Pulque, an ancient Mexican drink, is milky, slightly foamy and somewhat viscous. The Aztecs made this drink by fermenting the nectar of a cactus plant, llamada Maguey, para curar todos los males.
The drink of the gods is at least 2000 years old and is seen as a cultural resistance to today’s political divide by those from the native land of Pulque.
Por su contenido, this symbolic drink does not lend itself to long-term storage, making it difficult to commercialize and find so we wanted to know why is this drink becoming a catch in North America's heartland.
No hace mucho you could only try Pulque in places like New York, California and Chicago pero ahora pulque has made its way to smaller cities like Frankfort, Indiana, where Ye Olde Spirit Shoppe, sold us two cans of this fermented Mexican drink.
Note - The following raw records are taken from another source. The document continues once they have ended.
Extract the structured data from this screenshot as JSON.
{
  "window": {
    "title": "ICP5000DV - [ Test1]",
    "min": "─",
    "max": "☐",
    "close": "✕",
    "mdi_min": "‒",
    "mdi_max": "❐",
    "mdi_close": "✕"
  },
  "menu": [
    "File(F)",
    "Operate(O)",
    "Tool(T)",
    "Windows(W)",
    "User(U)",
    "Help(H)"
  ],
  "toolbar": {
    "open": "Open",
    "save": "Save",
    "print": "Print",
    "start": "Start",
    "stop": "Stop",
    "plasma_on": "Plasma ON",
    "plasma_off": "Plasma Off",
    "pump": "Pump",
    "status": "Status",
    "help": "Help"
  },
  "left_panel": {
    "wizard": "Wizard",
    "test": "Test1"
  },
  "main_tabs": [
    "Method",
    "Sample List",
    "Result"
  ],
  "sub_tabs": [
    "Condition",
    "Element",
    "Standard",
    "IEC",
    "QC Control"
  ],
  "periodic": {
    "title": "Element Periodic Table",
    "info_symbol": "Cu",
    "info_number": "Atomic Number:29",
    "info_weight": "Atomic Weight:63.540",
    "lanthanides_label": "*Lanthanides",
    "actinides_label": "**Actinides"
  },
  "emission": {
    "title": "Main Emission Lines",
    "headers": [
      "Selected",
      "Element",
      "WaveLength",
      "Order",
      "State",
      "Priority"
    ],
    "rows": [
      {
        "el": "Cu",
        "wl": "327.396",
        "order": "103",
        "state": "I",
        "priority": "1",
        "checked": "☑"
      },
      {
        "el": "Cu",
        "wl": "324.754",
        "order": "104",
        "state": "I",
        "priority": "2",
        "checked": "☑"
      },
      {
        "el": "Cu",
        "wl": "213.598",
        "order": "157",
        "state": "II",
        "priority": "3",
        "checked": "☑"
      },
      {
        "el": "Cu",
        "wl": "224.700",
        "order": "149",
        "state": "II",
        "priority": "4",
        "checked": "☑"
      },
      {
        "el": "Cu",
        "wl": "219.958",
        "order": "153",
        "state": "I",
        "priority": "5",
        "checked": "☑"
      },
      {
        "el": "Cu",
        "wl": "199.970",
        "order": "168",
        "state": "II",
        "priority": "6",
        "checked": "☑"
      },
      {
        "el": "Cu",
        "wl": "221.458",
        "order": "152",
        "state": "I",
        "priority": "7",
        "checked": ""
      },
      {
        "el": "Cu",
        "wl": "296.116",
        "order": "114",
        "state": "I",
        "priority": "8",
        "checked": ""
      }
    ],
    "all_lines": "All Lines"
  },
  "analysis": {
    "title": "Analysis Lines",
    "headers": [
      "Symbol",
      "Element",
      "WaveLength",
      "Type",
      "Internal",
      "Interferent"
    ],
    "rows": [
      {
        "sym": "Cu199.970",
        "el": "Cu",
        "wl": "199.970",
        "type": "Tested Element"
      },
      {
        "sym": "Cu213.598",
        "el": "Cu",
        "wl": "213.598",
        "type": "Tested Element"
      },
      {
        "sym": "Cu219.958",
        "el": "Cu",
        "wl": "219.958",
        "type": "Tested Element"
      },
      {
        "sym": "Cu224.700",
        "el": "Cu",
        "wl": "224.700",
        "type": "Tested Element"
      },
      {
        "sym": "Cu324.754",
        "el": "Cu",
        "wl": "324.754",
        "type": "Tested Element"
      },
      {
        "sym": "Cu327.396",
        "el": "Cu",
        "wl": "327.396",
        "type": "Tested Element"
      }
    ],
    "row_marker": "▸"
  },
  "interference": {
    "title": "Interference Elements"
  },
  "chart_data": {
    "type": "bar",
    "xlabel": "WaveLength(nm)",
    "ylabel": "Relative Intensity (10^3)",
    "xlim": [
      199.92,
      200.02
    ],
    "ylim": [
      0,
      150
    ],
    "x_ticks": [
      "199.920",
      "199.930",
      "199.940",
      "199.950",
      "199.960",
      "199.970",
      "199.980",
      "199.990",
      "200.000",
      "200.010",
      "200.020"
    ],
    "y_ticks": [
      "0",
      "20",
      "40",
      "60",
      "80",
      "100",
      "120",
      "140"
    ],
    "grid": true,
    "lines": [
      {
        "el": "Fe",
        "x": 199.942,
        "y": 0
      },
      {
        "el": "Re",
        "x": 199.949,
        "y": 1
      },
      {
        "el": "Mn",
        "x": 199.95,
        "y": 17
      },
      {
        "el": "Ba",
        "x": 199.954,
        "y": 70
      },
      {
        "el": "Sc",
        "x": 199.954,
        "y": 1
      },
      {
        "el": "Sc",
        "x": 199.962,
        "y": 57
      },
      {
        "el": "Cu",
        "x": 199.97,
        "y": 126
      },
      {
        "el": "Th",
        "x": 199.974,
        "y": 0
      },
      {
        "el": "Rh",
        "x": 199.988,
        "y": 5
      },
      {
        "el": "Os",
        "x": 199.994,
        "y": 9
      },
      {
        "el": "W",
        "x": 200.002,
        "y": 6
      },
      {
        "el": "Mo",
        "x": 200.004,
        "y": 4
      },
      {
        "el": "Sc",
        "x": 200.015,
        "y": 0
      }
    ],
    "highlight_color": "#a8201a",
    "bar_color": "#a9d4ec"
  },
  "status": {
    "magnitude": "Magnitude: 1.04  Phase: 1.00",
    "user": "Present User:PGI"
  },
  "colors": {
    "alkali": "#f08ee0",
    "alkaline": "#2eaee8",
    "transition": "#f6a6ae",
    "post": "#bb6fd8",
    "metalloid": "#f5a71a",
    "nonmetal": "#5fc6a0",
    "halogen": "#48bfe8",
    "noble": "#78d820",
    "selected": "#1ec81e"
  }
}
“My name is Anthony Henton and I’m the owner of Ye Old Spirit Shoppe in Frankfort, Indiana.” “Alright. And you guys are the only people I found in Indiana that sell pulque. Why do you have pulque here?” “We have a large Hispanic population and they have been referring of the pulque - that we carry it. And we went through all of our vendors and finally found somebody that would carry it and import it for us.” Anthony Henton and Mareea Thomas at Ye Old Spirit Shoppe.
We tried Pulque with Norma Rosas Mayén y Manuel Apodaca-Valdez, Mexican immigrants who teach Spanish at the University of Southern Indiana; at their home en un pequeño barrio en Evansville, Indiana, where Norma tells us what does it mean for Mexicans to drink pulque en el Medio Oeste?
“When I drink now the pulque, even if I never tasted it when my mom lived, even the flavor in my nose empareja el savor and I think that I was in Mexico in this moment. Norma when she tried canned Pulque for the first time.
In Mexico, pulque went from only being consumed during special ceremonies to something that people drank to ease their pain during la revolución. Pulqerías opened during the Mexican revolution, mas de 104 años atras, when adelitas gave Mexican revolutionaries pulque to ease the pain of combat.
Hoy día, served from an ice-filled barrel usando una jicara, it’s consumed by some who drink it just because they like the taste or to feel cool among their young hipster peers. But others drink it as a symbol of resistance.
Norma and Manuel, who moved to the Midwest more than 10 years ago, say this cultural shift is part of the recent US - Mexico tensions.
“El resurgimiento del pulque en México ha coincidido con la actual política de los Estados Unidos. Ese ambiente que se vive de tensión, de incertitud, puede también traducirse como un movimiento de identidad, no?” “I believe that the renaissance of pulque now-a-days in the United States, especially in the Midwest is an example of cultural resistance of the Mexican community." Norma and Manuel on Pulque as a symbol of resistance.
Este cambio cultural takes Norma back to the dining room of her mother’s house in Mexico.
"You couldn’t miss it. The pulque alone with the big cazuelas. But my mom always keep that pulque or su Cuba Libre during the Sundays if there was no pulque because at times the pulque was finished. So, era domingo y todo el mundo iba por el pulque en el pueblo de mi mama. Entonces, era muy bonito.” Norma Rosas Mayen on her family's cornfield, which had a couple of Maguey plants, and her mother's casuelas always filled with Pulque.
Pulque has made quite a journey from the Aztec drink of the Gods, to the battlefield de la revolución a las mesas de Mexicans and Mexican inmigrantes en el Midwest.
“Ah que buen sabor tiene.” “Sabe muy rico. Tiene un sabor exquisito, yo diría. It’s wonderful. The flavor is authentic.” “So based on what I read about pulque natural, I was expecting this to be pretty bitter I didn’t think I would like it. And now I’m thinking, I should’ve got the six pack." Mareea, Manuel, Norma and Paola trying Pulque.